Dans « L’Odyssée », il aura fallu 10 ans à Ulysse pour rentrer à la maison, mais un seul week-end à Christopher Nolan pour rentrer dans les caisses d'Universal 117 millions de dollars au lancement américain, 123,5 millions cumulés en Amérique du Nord et près de 364 millions dans le monde — le troisième plus gros démarrage domestique de l'année, derrière « Toy Story 5 » et le dernier « Super Mario ». Performance d'autant plus notable qu'il s'agit d'un film classé R aux Etats-Unis (donc interdit aux moins de 12 ans), sur un marché dominé par les licences familiales.
La recette Nolan
Du concret, pas du pixel. Tourné intégralement en caméras IMAX, en décors réels en Méditerranée, avec des effets spéciaux pratiques — jusqu'au Cyclope, fabriqué en animatronique.

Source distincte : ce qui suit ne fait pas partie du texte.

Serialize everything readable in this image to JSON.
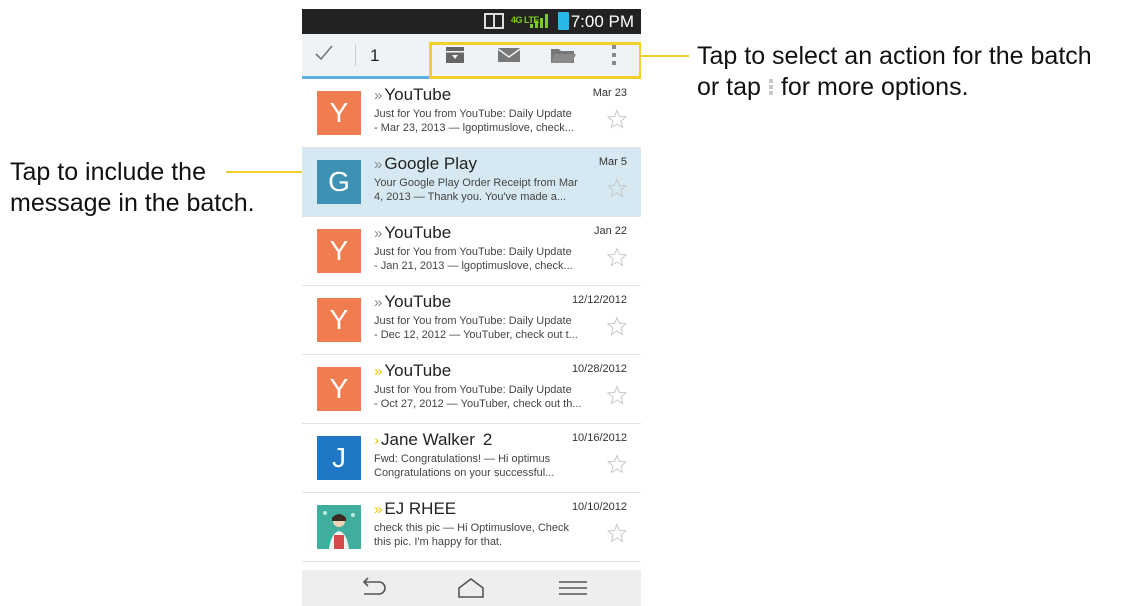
{
  "status_bar": {
    "network": "4G LTE",
    "time": "7:00 PM"
  },
  "action_bar": {
    "selected_count": "1",
    "icons": [
      "check-icon",
      "archive-icon",
      "mark-unread-icon",
      "move-to-folder-icon",
      "overflow-menu-icon"
    ]
  },
  "messages": [
    {
      "avatar": "Y",
      "avatar_color": "#f07d4f",
      "sender": "YouTube",
      "thread_count": "",
      "date": "Mar 23",
      "snippet1": "Just for You from YouTube: Daily Update",
      "snippet2": "- Mar 23, 2013 — lgoptimuslove, check...",
      "important": false
    },
    {
      "avatar": "G",
      "avatar_color": "#3f91b3",
      "sender": "Google Play",
      "thread_count": "",
      "date": "Mar 5",
      "snippet1": "Your Google Play Order Receipt from Mar",
      "snippet2": "4, 2013 — Thank you. You've made a...",
      "important": false
    },
    {
      "avatar": "Y",
      "avatar_color": "#f07d4f",
      "sender": "YouTube",
      "thread_count": "",
      "date": "Jan 22",
      "snippet1": "Just for You from YouTube: Daily Update",
      "snippet2": "- Jan 21, 2013 — lgoptimuslove, check...",
      "important": false
    },
    {
      "avatar": "Y",
      "avatar_color": "#f07d4f",
      "sender": "YouTube",
      "thread_count": "",
      "date": "12/12/2012",
      "snippet1": "Just for You from YouTube: Daily Update",
      "snippet2": "- Dec 12, 2012 — YouTuber, check out t...",
      "important": false
    },
    {
      "avatar": "Y",
      "avatar_color": "#f07d4f",
      "sender": "YouTube",
      "thread_count": "",
      "date": "10/28/2012",
      "snippet1": "Just for You from YouTube: Daily Update",
      "snippet2": "- Oct 27, 2012 — YouTuber, check out th...",
      "important": true
    },
    {
      "avatar": "J",
      "avatar_color": "#1f77c5",
      "sender": "Jane Walker",
      "thread_count": "2",
      "date": "10/16/2012",
      "snippet1": "Fwd: Congratulations! — Hi optimus",
      "snippet2": "Congratulations on your successful...",
      "important": true
    },
    {
      "avatar": "",
      "avatar_color": "#3fae9d",
      "sender": "EJ RHEE",
      "thread_count": "",
      "date": "10/10/2012",
      "snippet1": "check this pic — Hi Optimuslove, Check",
      "snippet2": "this pic. I'm happy for that.",
      "important": true
    }
  ],
  "callouts": {
    "right_line1": "Tap to select an action for the batch",
    "right_line2_a": "or tap",
    "right_line2_b": "for more options.",
    "left_line1": "Tap to include the",
    "left_line2": "message in the batch."
  },
  "nav_bar": {
    "icons": [
      "back-icon",
      "home-icon",
      "menu-icon"
    ]
  },
  "colors": {
    "callout_yellow": "#f2cf29",
    "selected_row": "#d6e9f2",
    "action_bar_line": "#58b0e0"
  }
}
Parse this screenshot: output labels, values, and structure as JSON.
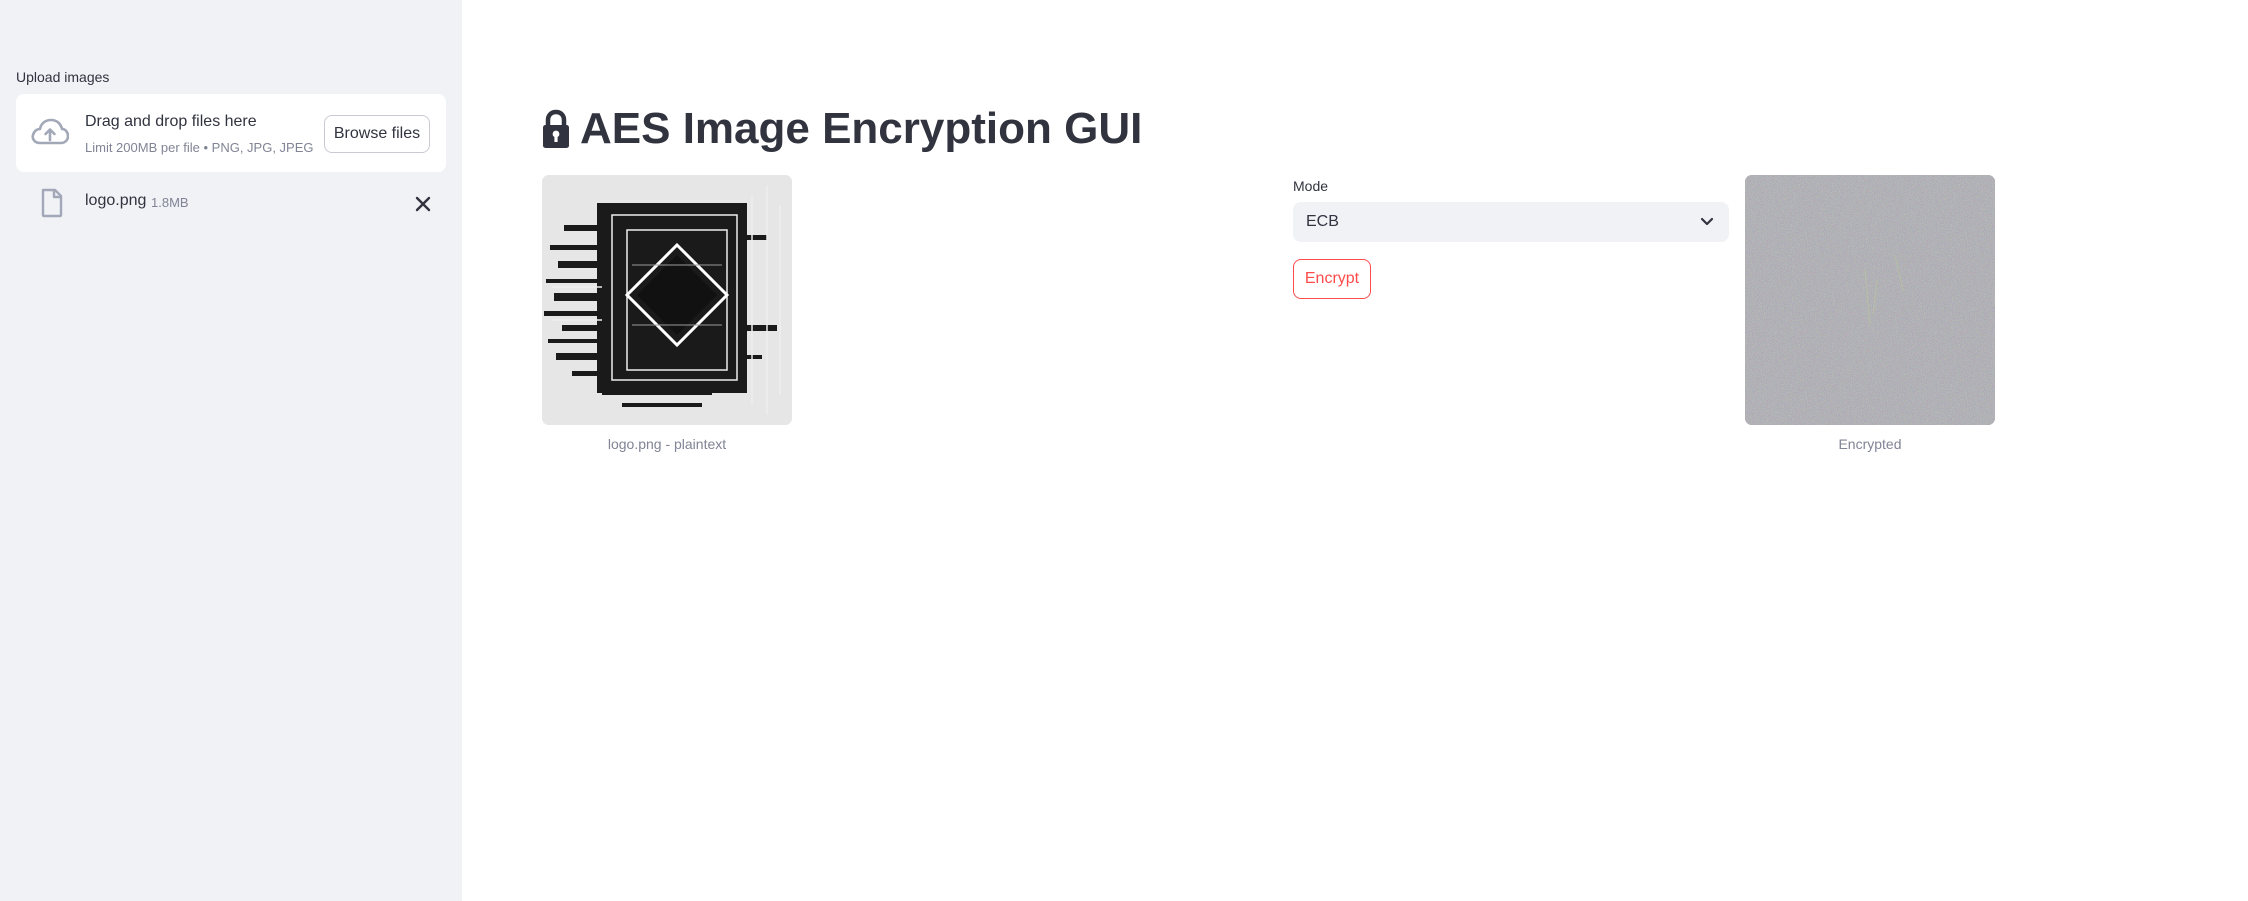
{
  "sidebar": {
    "upload_label": "Upload images",
    "dropzone": {
      "title": "Drag and drop files here",
      "subtitle": "Limit 200MB per file • PNG, JPG, JPEG",
      "browse_label": "Browse files",
      "icon": "cloud-upload-icon"
    },
    "file": {
      "name": "logo.png",
      "size": "1.8MB",
      "icon": "file-icon",
      "remove_icon": "close-icon"
    }
  },
  "main": {
    "title": "AES Image Encryption GUI",
    "title_icon": "lock-icon",
    "plain_caption": "logo.png - plaintext",
    "encrypted_caption": "Encrypted",
    "mode": {
      "label": "Mode",
      "value": "ECB"
    },
    "encrypt_label": "Encrypt"
  },
  "colors": {
    "sidebar_bg": "#f0f2f6",
    "accent": "#ff4b4b",
    "text": "#31333f",
    "muted": "#808495"
  }
}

La presse française salue ce choix comme un choc visuel rare, et note que malgré ses 2h52, le film ne donne jamais l'impression de traîner. Le casting, lui, ne fait pas naufrage. Matt Damon incarne un Ulysse rusé et rongé par la culpabilité, déjà cité pour les Oscars. Robert Pattinson campe un Antinoüs aussi inquiétant que fascinant. Tom Holland et Anne Hathaway, en Télémaque et Pénélope, apportent la finesse émotionnelle du foyer qu'Ulysse met dix ans à retrouver. Petite curiosité au passage : en anglais, le héros garde son nom grec d'origine, Odysseus. En français, on dit Ulysse, simple francisation du latin Ulixes, issu d'un glissement du « d » grec vers un « l » dans les dialectes italiques anciens. Même bonhomme, deux langues, un accident de prononciation vieux de deux mille ans.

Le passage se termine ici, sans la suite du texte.